London drew on his own experiences in the Klondike Gold Rush in the 1890s, when roughly one hundred thousand prospectors traveled to the Yukon territory in search of gold. The resulting story is considered an exemplar of naturalism, a literary movement that emerged in the late nineteenth century and that emphasized a realistic, objective view of human experience. Accordingly, “To Build a Fire” attends only to the cold, hard facts of the man’s grim situation as he struggles to survive against the immense and indifferent forces of nature.

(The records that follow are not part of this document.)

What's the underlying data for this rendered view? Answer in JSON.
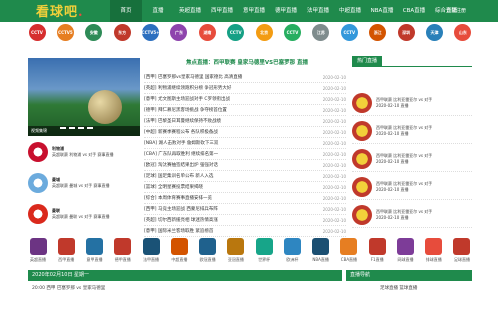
{
  "header": {
    "logo_text": "看球吧",
    "nav": [
      "首页",
      "直播",
      "英超直播",
      "西甲直播",
      "意甲直播",
      "德甲直播",
      "法甲直播",
      "中超直播",
      "NBA直播",
      "CBA直播",
      "综合直播"
    ],
    "login": "登录注册"
  },
  "tv_channels": [
    {
      "label": "CCTV",
      "color": "#d62e2e"
    },
    {
      "label": "CCTV5",
      "color": "#e67e22"
    },
    {
      "label": "安徽",
      "color": "#2e8b57"
    },
    {
      "label": "东方",
      "color": "#c0392b"
    },
    {
      "label": "CCTV5+",
      "color": "#2c6fbf"
    },
    {
      "label": "广东",
      "color": "#8e44ad"
    },
    {
      "label": "湖南",
      "color": "#e74c3c"
    },
    {
      "label": "CCTV",
      "color": "#16a085"
    },
    {
      "label": "北京",
      "color": "#f39c12"
    },
    {
      "label": "CCTV",
      "color": "#27ae60"
    },
    {
      "label": "江苏",
      "color": "#7f8c8d"
    },
    {
      "label": "CCTV",
      "color": "#3498db"
    },
    {
      "label": "浙江",
      "color": "#d35400"
    },
    {
      "label": "深圳",
      "color": "#c0392b"
    },
    {
      "label": "天津",
      "color": "#2980b9"
    },
    {
      "label": "山东",
      "color": "#e74c3c"
    }
  ],
  "banner": {
    "caption": "视频集锦"
  },
  "headline": "焦点直播：西甲联赛 皇家马德里VS巴塞罗那 直播",
  "left_matches": [
    {
      "title": "利物浦",
      "desc": "英超联赛 利物浦 vs 对手 赛事直播"
    },
    {
      "title": "曼城",
      "desc": "英超联赛 曼城 vs 对手 赛事直播"
    },
    {
      "title": "曼联",
      "desc": "英超联赛 曼联 vs 对手 赛事直播"
    }
  ],
  "news": [
    {
      "t": "[西甲] 巴塞罗那vs皇家马德里 国家德比 高清直播",
      "d": "2020-02-10"
    },
    {
      "t": "[英超] 利物浦继续领跑积分榜 争冠形势大好",
      "d": "2020-02-10"
    },
    {
      "t": "[意甲] 尤文图斯主场迎战对手 C罗领衔出战",
      "d": "2020-02-10"
    },
    {
      "t": "[德甲] 拜仁慕尼黑客场挑战 争夺榜首位置",
      "d": "2020-02-10"
    },
    {
      "t": "[法甲] 巴黎圣日耳曼继续保持不败战绩",
      "d": "2020-02-10"
    },
    {
      "t": "[中超] 新赛季赛程公布 各队积极备战",
      "d": "2020-02-10"
    },
    {
      "t": "[NBA] 湖人击败对手 詹姆斯砍下三双",
      "d": "2020-02-10"
    },
    {
      "t": "[CBA] 广东队再取胜利 继续排名第一",
      "d": "2020-02-10"
    },
    {
      "t": "[欧冠] 淘汰赛抽签结果出炉 强强对话",
      "d": "2020-02-10"
    },
    {
      "t": "[足球] 国足集训名单公布 新人入选",
      "d": "2020-02-10"
    },
    {
      "t": "[篮球] 全明星赛投票结果揭晓",
      "d": "2020-02-10"
    },
    {
      "t": "[综合] 本周体育赛事直播安排一览",
      "d": "2020-02-10"
    },
    {
      "t": "[西甲] 马竞主场迎战 西蒙尼排兵布阵",
      "d": "2020-02-10"
    },
    {
      "t": "[英超] 切尔西新援亮相 球迷热情高涨",
      "d": "2020-02-10"
    },
    {
      "t": "[意甲] 国际米兰客场取胜 紧追榜首",
      "d": "2020-02-10"
    }
  ],
  "right_title": "热门直播",
  "right_matches": [
    {
      "line1": "西甲联赛 比利亚雷亚尔 vs 对手",
      "line2": "2020-02-10 直播"
    },
    {
      "line1": "西甲联赛 比利亚雷亚尔 vs 对手",
      "line2": "2020-02-10 直播"
    },
    {
      "line1": "西甲联赛 比利亚雷亚尔 vs 对手",
      "line2": "2020-02-10 直播"
    },
    {
      "line1": "西甲联赛 比利亚雷亚尔 vs 对手",
      "line2": "2020-02-10 直播"
    },
    {
      "line1": "西甲联赛 比利亚雷亚尔 vs 对手",
      "line2": "2020-02-10 直播"
    }
  ],
  "leagues": [
    {
      "label": "英超直播",
      "color": "#6c3483"
    },
    {
      "label": "西甲直播",
      "color": "#c0392b"
    },
    {
      "label": "意甲直播",
      "color": "#2471a3"
    },
    {
      "label": "德甲直播",
      "color": "#c0392b"
    },
    {
      "label": "法甲直播",
      "color": "#1a5276"
    },
    {
      "label": "中超直播",
      "color": "#d35400"
    },
    {
      "label": "欧冠直播",
      "color": "#1f618d"
    },
    {
      "label": "亚冠直播",
      "color": "#b9770e"
    },
    {
      "label": "世界杯",
      "color": "#17a589"
    },
    {
      "label": "欧洲杯",
      "color": "#2e86c1"
    },
    {
      "label": "NBA直播",
      "color": "#1b4f72"
    },
    {
      "label": "CBA直播",
      "color": "#e67e22"
    },
    {
      "label": "F1直播",
      "color": "#c0392b"
    },
    {
      "label": "网球直播",
      "color": "#7d3c98"
    },
    {
      "label": "排球直播",
      "color": "#e74c3c"
    },
    {
      "label": "足球直播",
      "color": "#c0392b"
    }
  ],
  "bottom": {
    "title": "2020年02月10日 星期一",
    "row": "20:00 西甲 巴塞罗那 vs 皇家马德里",
    "side_title": "直播导航",
    "side_row": "足球直播 篮球直播"
  }
}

A Brief Biography of Jack London
Jack London (1876–1916) wrote rugged adventure stories, and that comes as no surprise. He was mainly raised by a formerly enslaved woman named Virginia Prentiss due to his mother’s illness. His father left the family when Jack was just a baby, and London began working in a cannery when he was just thirteen. After that, he spent several years as a sailor. He went back to his birthplace of California a few years later and began writing about his experiences. London joined in the Klondike Gold Rush in 1897 and developed several health problems, including scurvy. A year later, he began his writing career in earnest and went on to author many short stories and novels, including his best-known works, The Call of the Wild and White Fang, which are still popular to this day.